Population (2010 Census)
- • Total: 612,401
- • Estimate (2025): 700,326 (+14.4%)
- • Rank: 21st in 2010
- • Density: 650/km^{2} (1,700/sq mi)

Administrative status
- • Subordinated to: City of krai significance of Barnaul
- • Capital of: Altai Krai, City of krai significance of Barnaul

Municipal status
- • Urban okrug: Barnaul Urban Okrug
- • Capital of: Barnaul Urban Okrug
- Time zone: UTC+7 (MSK+4 )
- Postal codes: 656000, 656002–656004, 656006, 656008, 656010–656012, 656015, 656016, 656018, 656019, 656021, 656023–656025, 656031, 656033, 656035–656039, 656043–656045, 656048–656050, 656052–656060, 656062–656068, 656700, 656880, 656890, 656899, 656905, 656960, 656961, 656963–656966, 656998, 656999, 901024, 901213
- Dialing code: +7 3852
- OKTMO ID: 01701000001
- City Day: One of the weekend days in August or September
- Website: barnaul.org

= Barnaul =

City in Altai Krai, Russia

Barnaul (Барнау́л, /ru/) is the largest city and administrative centre of Altai Krai, Russia, located at the confluence of the Barnaulka and Ob rivers in the West Siberian Plain. As of the 2021 census, its population was 630,877, making it the 20th-largest city in Russia and the fourth-largest in the Siberian Federal District.

Located in the south of western Siberia on the left bank of the Ob River, Barnaul is a major transport, industrial, cultural, medical and educational hub of Siberia. Barnaul was founded by the wealthy Demidov family, who intended to develop the production of copper and silver, which continued after the factories were taken over by the Crown. Barnaul became a major centre of silver production in Russia.

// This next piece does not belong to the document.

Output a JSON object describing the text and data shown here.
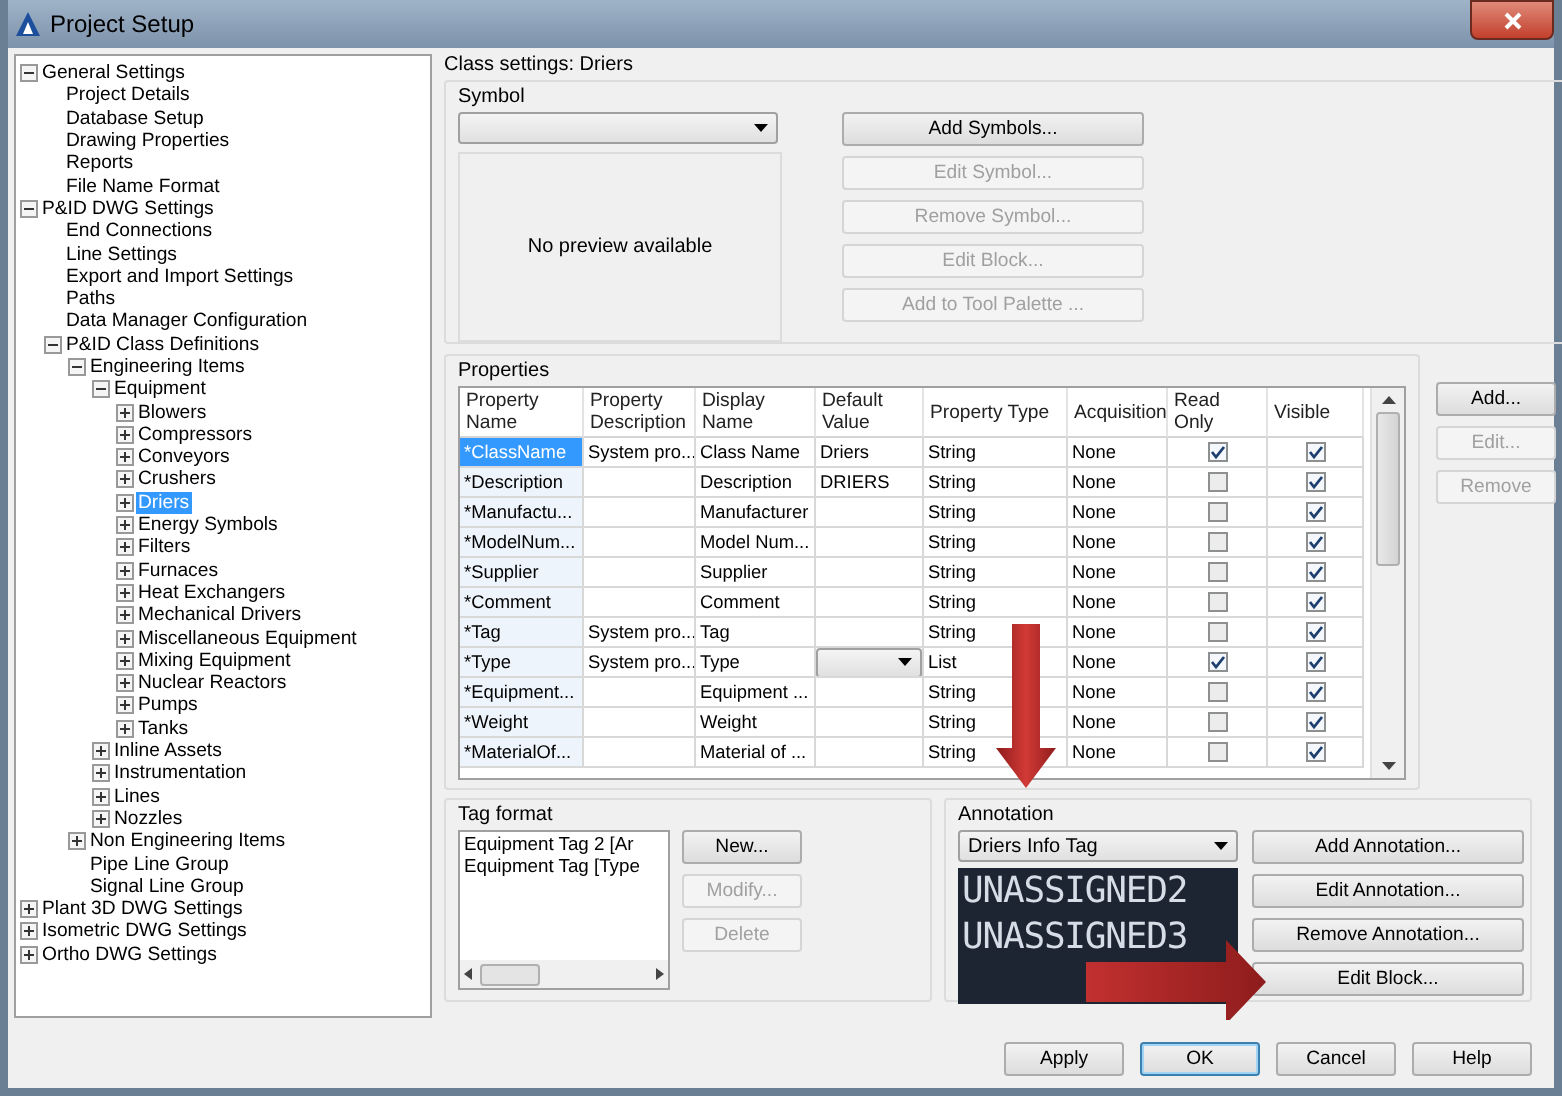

Barnaul was granted city status in 1771.

== Administrative and municipal status ==
Barnaul is the administrative centre of the krai. Within the framework of administrative divisions, it is, together with the work settlement of Yuzhny and twenty-four rural localities, incorporated as the city of krai significance of Barnaul – an administrative unit with the status equal to that of the districts. As a municipal division, the city of krai significance of Barnaul is incorporated as Barnaul Urban Okrug.

== Geography ==
Barnaul is located in the forest steppe zone of the West Siberian Plain, on the left bank of the Ob River, at its confluence with the Barnaulka.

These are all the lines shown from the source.